L’ex-Dg du Pad, M. Alphonse Siyam Siwé, et l’ensemble de ses ex-collaborateurs ayant fait partie de la commission de passation du marché, sont ainsi visés. La plupart d’entre eux ont été reconnu coupables dans l’affaire des détournements de deniers publics au Pad. Pour cette autre affaire, une source proche de la justice affirme que le juge Ibrahima Aba pourrait rendre son ordonnance avant la fin de l’année en cours. Toutefois, si l’on semble se réjouir des suites nouvellement données à ce dossier du côté de Progosa, les responsables du Groupe présidé par Jacques Dupuydauby semblent quelque peu redouter une éventuelle intervention du président de la République française auprès de son homologue camerounais, afin de faire enliser l’affaire. Ami de M. Nicolas Sarkozy, des mauvaises langues prêtent en effet le bras long à Vincent Bolloré.

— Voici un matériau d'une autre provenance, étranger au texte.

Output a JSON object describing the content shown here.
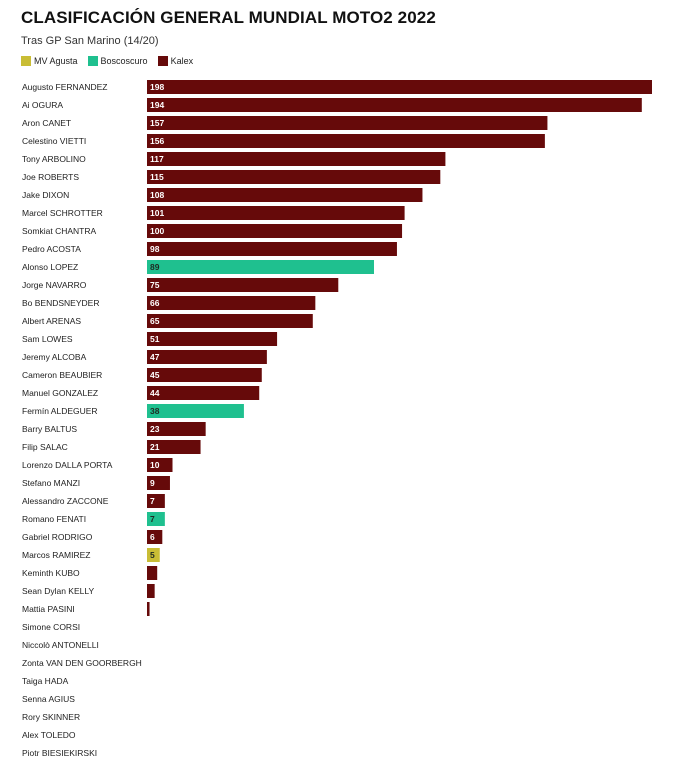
{
  "chart_data": {
    "type": "bar",
    "orientation": "horizontal",
    "title": "CLASIFICACIÓN GENERAL MUNDIAL MOTO2 2022",
    "subtitle": "Tras GP San Marino (14/20)",
    "legend": [
      {
        "name": "MV Agusta",
        "color": "#c9bd35"
      },
      {
        "name": "Boscoscuro",
        "color": "#1fc08f"
      },
      {
        "name": "Kalex",
        "color": "#660a0a"
      }
    ],
    "xlim": [
      0,
      198
    ],
    "grid": false,
    "legend_position": "top-left",
    "categories": [
      "Augusto FERNANDEZ",
      "Ai OGURA",
      "Aron CANET",
      "Celestino VIETTI",
      "Tony ARBOLINO",
      "Joe ROBERTS",
      "Jake DIXON",
      "Marcel SCHROTTER",
      "Somkiat CHANTRA",
      "Pedro ACOSTA",
      "Alonso LOPEZ",
      "Jorge NAVARRO",
      "Bo BENDSNEYDER",
      "Albert ARENAS",
      "Sam LOWES",
      "Jeremy ALCOBA",
      "Cameron BEAUBIER",
      "Manuel GONZALEZ",
      "Fermín ALDEGUER",
      "Barry BALTUS",
      "Filip SALAC",
      "Lorenzo DALLA PORTA",
      "Stefano MANZI",
      "Alessandro ZACCONE",
      "Romano FENATI",
      "Gabriel RODRIGO",
      "Marcos RAMIREZ",
      "Keminth KUBO",
      "Sean Dylan KELLY",
      "Mattia PASINI",
      "Simone CORSI",
      "Niccolò ANTONELLI",
      "Zonta VAN DEN GOORBERGH",
      "Taiga HADA",
      "Senna AGIUS",
      "Rory SKINNER",
      "Alex TOLEDO",
      "Piotr BIESIEKIRSKI"
    ],
    "values": [
      198,
      194,
      157,
      156,
      117,
      115,
      108,
      101,
      100,
      98,
      89,
      75,
      66,
      65,
      51,
      47,
      45,
      44,
      38,
      23,
      21,
      10,
      9,
      7,
      7,
      6,
      5,
      4,
      3,
      1,
      0,
      0,
      0,
      0,
      0,
      0,
      0,
      0
    ],
    "value_labels": [
      "198",
      "194",
      "157",
      "156",
      "117",
      "115",
      "108",
      "101",
      "100",
      "98",
      "89",
      "75",
      "66",
      "65",
      "51",
      "47",
      "45",
      "44",
      "38",
      "23",
      "21",
      "10",
      "9",
      "7",
      "7",
      "6",
      "5",
      "",
      "",
      "",
      "",
      "",
      "",
      "",
      "",
      "",
      "",
      ""
    ],
    "constructors": [
      "Kalex",
      "Kalex",
      "Kalex",
      "Kalex",
      "Kalex",
      "Kalex",
      "Kalex",
      "Kalex",
      "Kalex",
      "Kalex",
      "Boscoscuro",
      "Kalex",
      "Kalex",
      "Kalex",
      "Kalex",
      "Kalex",
      "Kalex",
      "Kalex",
      "Boscoscuro",
      "Kalex",
      "Kalex",
      "Kalex",
      "Kalex",
      "Kalex",
      "Boscoscuro",
      "Kalex",
      "MV Agusta",
      "Kalex",
      "Kalex",
      "Kalex",
      "Kalex",
      "Kalex",
      "Kalex",
      "Kalex",
      "Kalex",
      "Kalex",
      "Kalex",
      "Kalex"
    ]
  }
}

Quoi qu’il en soit, le président de Progosa se dit serein quant à la poursuite de la procédure qu’il a enclenchée. "La justice suit son cours, et je m’en réjouis. Rassurez-vous, je serai présent au Cameroun dès que le procès sera ouvert", a-t-il déclaré à Mutations au téléphone hier, mercredi 15 octobre. Contactés à leur tour, les responsables du Groupe Bolloré au Cameroun, ont dit n’avoir pas reçu de convocation. Ils soutiennent ne pas être au courant de ces derniers développements de l’affaire. En rappel, c’est fin juin 2004 que la convention relative à la concession du terminal à conteneurs du Pad a été signée entre l’Etat du Cameroun et le Groupe Bolloré, pour une période de 15 ans. Parmi les engagements pris, ce dernier devait verser une redevance annuelle de 3,1 milliards Fcfa à l’Etat.

Un marché de dupe, selon Progosa ; puisque le Groupe de Jacques Dupuydauby proposait, outre la rondelette somme de 6,7 milliards Fcfa en terme de redevance annuelle au Cameroun, "une meilleure offre en terme d’investissement et de tarifs pratiqués dans le passage des marchandises au port". Pendant toute la durée de la convention, cela fait donc un gap d’environ 55 milliards Fcfa, qui représentent les pertes pour le pays. La Banque mondiale, dans l’un de ses rapports, avait d’ailleurs fait remarquer que l’attribution de ce marché allait "à l’encontre des intérêts du Cameroun". A qui a donc profité le crime ? En tout cas, le nom de l’ex Premier ministre Peter Mafany Musonge, celui de l’ex-Sg de la présidence de la République, Jean-Marie Atangana Mebara, et l’ex-Dg du Pad Alphonse Siyam Siwe, sont évoqués avec insistance par certaines parties, comme ayant facilité la duperie en déclarant incompétent le concurrent de Vincent Bolloré.

Quatre années après, l’Etat camerounais pourrait-il donc récupérer le terminal à conteneurs du Pad à son compte et y nommer un gestionnaire provisoire ? Difficile d’imaginer pareil scénario avant la fin de la procédure judiciaire en cours à Douala. Surtout que, parmi les clauses contenues dans la convention entre les deux parties, il est clairement indiqué que, si le concédant retire la concession au concessionnaire, cela donne lieu à un arbitrage dont seuls les tribunaux parisiens sont compétents. L’affaire, en fin de compte, semble donc plus viciée qu’elle n’en donne l’air.